Optimum fourier filtering of cardiac data: a minimum-error method: concise communication.

Overview

Random fluctuations limit the accuracy of quantities derived from cardiac time-activity curves (TACs). To overcome this problem, TACs are often fitted with a truncated Fourier series giving rise to two sources of error: (a) the truncated series may not adequately describe the TAC shape, causing errors in parameters calculated from the fit: and (b) successive TACs acquired from the same subject under identical circumstances will fluctuate due to limited counts, causing the Fourier fits (and parameters derived from them) to fluctuate. These two errors, respectively, decrease and increase as the number of harmonics increases, suggesting the existence of a minimum in total error. This number of harmonics for minimum error (NHME) was calculated for each of six common parameters used to describe LV TACs.
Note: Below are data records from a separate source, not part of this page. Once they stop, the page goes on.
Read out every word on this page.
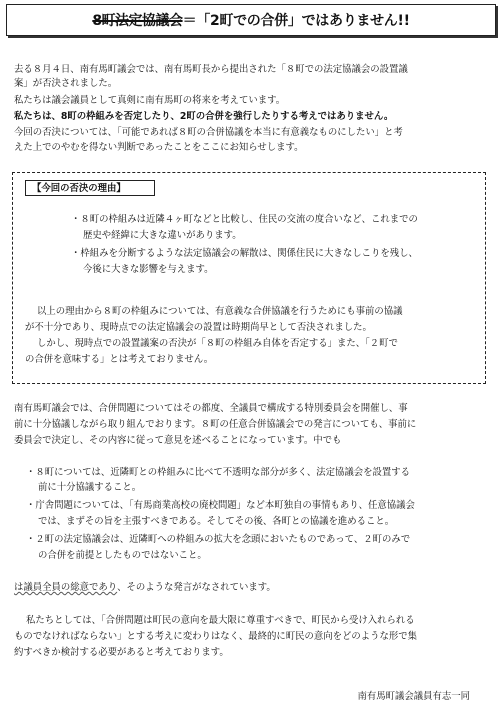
8町法定協議会 ＝「2町での合併」ではありません!!
去る８月４日、南有馬町議会では、南有馬町長から提出された「８町での法定協議会の設置議
案」が否決されました。
私たちは議会議員として真剣に南有馬町の将来を考えています。
私たちは、8町の枠組みを否定したり、2町の合併を強行したりする考えではありません。
今回の否決については、「可能であれば８町の合併協議を本当に有意義なものにしたい」と考
えた上でのやむを得ない判断であったことをここにお知らせします。
【今回の否決の理由】
・８町の枠組みは近隣４ヶ町などと比較し、住民の交流の度合いなど、これまでの
歴史や経緯に大きな違いがあります。
・枠組みを分断するような法定協議会の解散は、関係住民に大きなしこりを残し、
今後に大きな影響を与えます。
以上の理由から８町の枠組みについては、有意義な合併協議を行うためにも事前の協議
が不十分であり、現時点での法定協議会の設置は時期尚早として否決されました。
しかし、現時点での設置議案の否決が「８町の枠組み自体を否定する」また、「２町で
の合併を意味する」とは考えておりません。
南有馬町議会では、合併問題についてはその都度、全議員で構成する特別委員会を開催し、事
前に十分協議しながら取り組んでおります。８町の任意合併協議会での発言についても、事前に
委員会で決定し、その内容に従って意見を述べることになっています。中でも
・８町については、近隣町との枠組みに比べて不透明な部分が多く、法定協議会を設置する
前に十分協議すること。
・庁舎問題については、「有馬商業高校の廃校問題」など本町独自の事情もあり、任意協議会
では、まずその旨を主張すべきである。そしてその後、各町との協議を進めること。
・２町の法定協議会は、近隣町への枠組みの拡大を念頭においたものであって、２町のみで
の合併を前提としたものではないこと。
は議員全員の総意であり、そのような発言がなされています。
私たちとしては、「合併問題は町民の意向を最大限に尊重すべきで、町民から受け入れられる
ものでなければならない」とする考えに変わりはなく、最終的に町民の意向をどのような形で集
約すべきか検討する必要があると考えております。
南有馬町議会議員有志一同
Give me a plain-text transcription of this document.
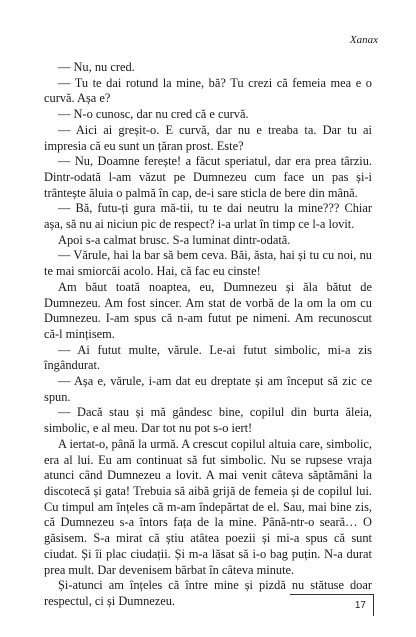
Xanax

— Nu, nu cred.

— Tu te dai rotund la mine, bă? Tu crezi că femeia mea e o curvă. Așa e?

— N-o cunosc, dar nu cred că e curvă.

— Aici ai greșit-o. E curvă, dar nu e treaba ta. Dar tu ai impresia că eu sunt un țăran prost. Este?

— Nu, Doamne ferește! a făcut speriatul, dar era prea târziu. Dintr-odată l-am văzut pe Dumnezeu cum face un pas și-i trântește ăluia o palmă în cap, de-i sare sticla de bere din mână.

— Bă, futu-ți gura mă-tii, tu te dai neutru la mine??? Chiar așa, să nu ai niciun pic de respect? i-a urlat în timp ce l-a lovit.

Apoi s-a calmat brusc. S-a luminat dintr-odată.

— Vărule, hai la bar să bem ceva. Băi, ăsta, hai și tu cu noi, nu te mai smiorcăi acolo. Hai, că fac eu cinste!

Am băut toată noaptea, eu, Dumnezeu și ăla bătut de Dumnezeu. Am fost sincer. Am stat de vorbă de la om la om cu Dumnezeu. I-am spus că n-am futut pe nimeni. Am recunoscut că-l mințisem.

— Ai futut multe, vărule. Le-ai futut simbolic, mi-a zis îngândurat.

— Așa e, vărule, i-am dat eu dreptate și am început să zic ce spun.

— Dacă stau și mă gândesc bine, copilul din burta ăleia, simbolic, e al meu. Dar tot nu pot s-o iert!

A iertat-o, până la urmă. A crescut copilul altuia care, simbolic, era al lui. Eu am continuat să fut simbolic. Nu se rupsese vraja atunci când Dumnezeu a lovit. A mai venit câteva săptămâni la discotecă și gata! Trebuia să aibă grijă de femeia și de copilul lui. Cu timpul am înțeles că m-am îndepărtat de el. Sau, mai bine zis, că Dumnezeu s-a întors fața de la mine. Până-ntr-o seară… O găsisem. S-a mirat că știu atâtea poezii și mi-a spus că sunt ciudat. Și îi plac ciudații. Și m-a lăsat să i-o bag puțin. N-a durat prea mult. Dar devenisem bărbat în câteva minute.

Și-atunci am înțeles că între mine și pizdă nu stătuse doar respectul, ci și Dumnezeu.	17
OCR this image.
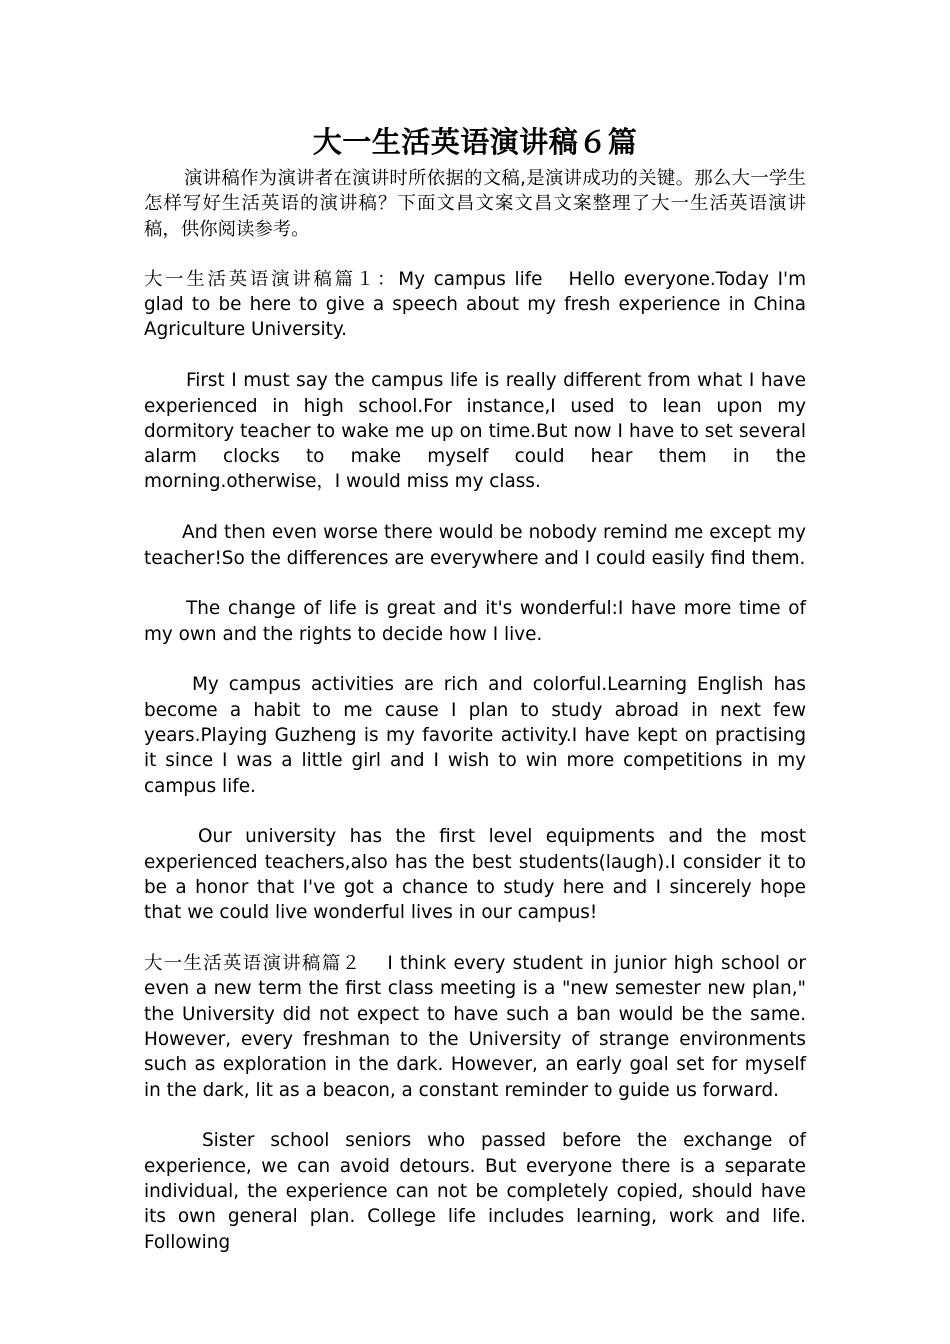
大一生活英语演讲稿６篇

演讲稿作为演讲者在演讲时所依据的文稿,是演讲成功的关键。那么大一学生怎样写好生活英语的演讲稿？下面文昌文案文昌文案整理了大一生活英语演讲稿，供你阅读参考。

大一生活英语演讲稿篇１：My campus life Hello everyone.Today I'm glad to be here to give a speech about my fresh experience in China Agriculture University.

First I must say the campus life is really different from what I have experienced in high school.For instance,I used to lean upon my dormitory teacher to wake me up on time.But now I have to set several alarm clocks to make myself could hear them in the morning.otherwise，I would miss my class.

And then even worse there would be nobody remind me except my teacher!So the differences are everywhere and I could easily find them.

The change of life is great and it's wonderful:I have more time of my own and the rights to decide how I live.

My campus activities are rich and colorful.Learning English has become a habit to me cause I plan to study abroad in next few years.Playing Guzheng is my favorite activity.I have kept on practising it since I was a little girl and I wish to win more competitions in my campus life.

Our university has the first level equipments and the most experienced teachers,also has the best students(laugh).I consider it to be a honor that I've got a chance to study here and I sincerely hope that we could live wonderful lives in our campus!

大一生活英语演讲稿篇２ I think every student in junior high school or even a new term the first class meeting is a "new semester new plan," the University did not expect to have such a ban would be the same. However, every freshman to the University of strange environments such as exploration in the dark. However, an early goal set for myself in the dark, lit as a beacon, a constant reminder to guide us forward.

Sister school seniors who passed before the exchange of experience, we can avoid detours. But everyone there is a separate individual, the experience can not be completely copied, should have its own general plan. College life includes learning, work and life. Following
The "true" value of each parameter was determined from TACs of very high statistical precision. Poisson noise was added to simulate lower count rates. For low-count TACs, use of either a smaller or a larger number of harmonics resulted in significantly greater error. NHME was found to occur at two harmonics for the systolic parameters studied, regardless of the noise level present in the TAC. For diastolic parameters, however, NHME was a strong function of the noise present in the TAC, varying from three harmonics for noise levels typical of regional TACs, to five or six harmonics for high-count global TACs.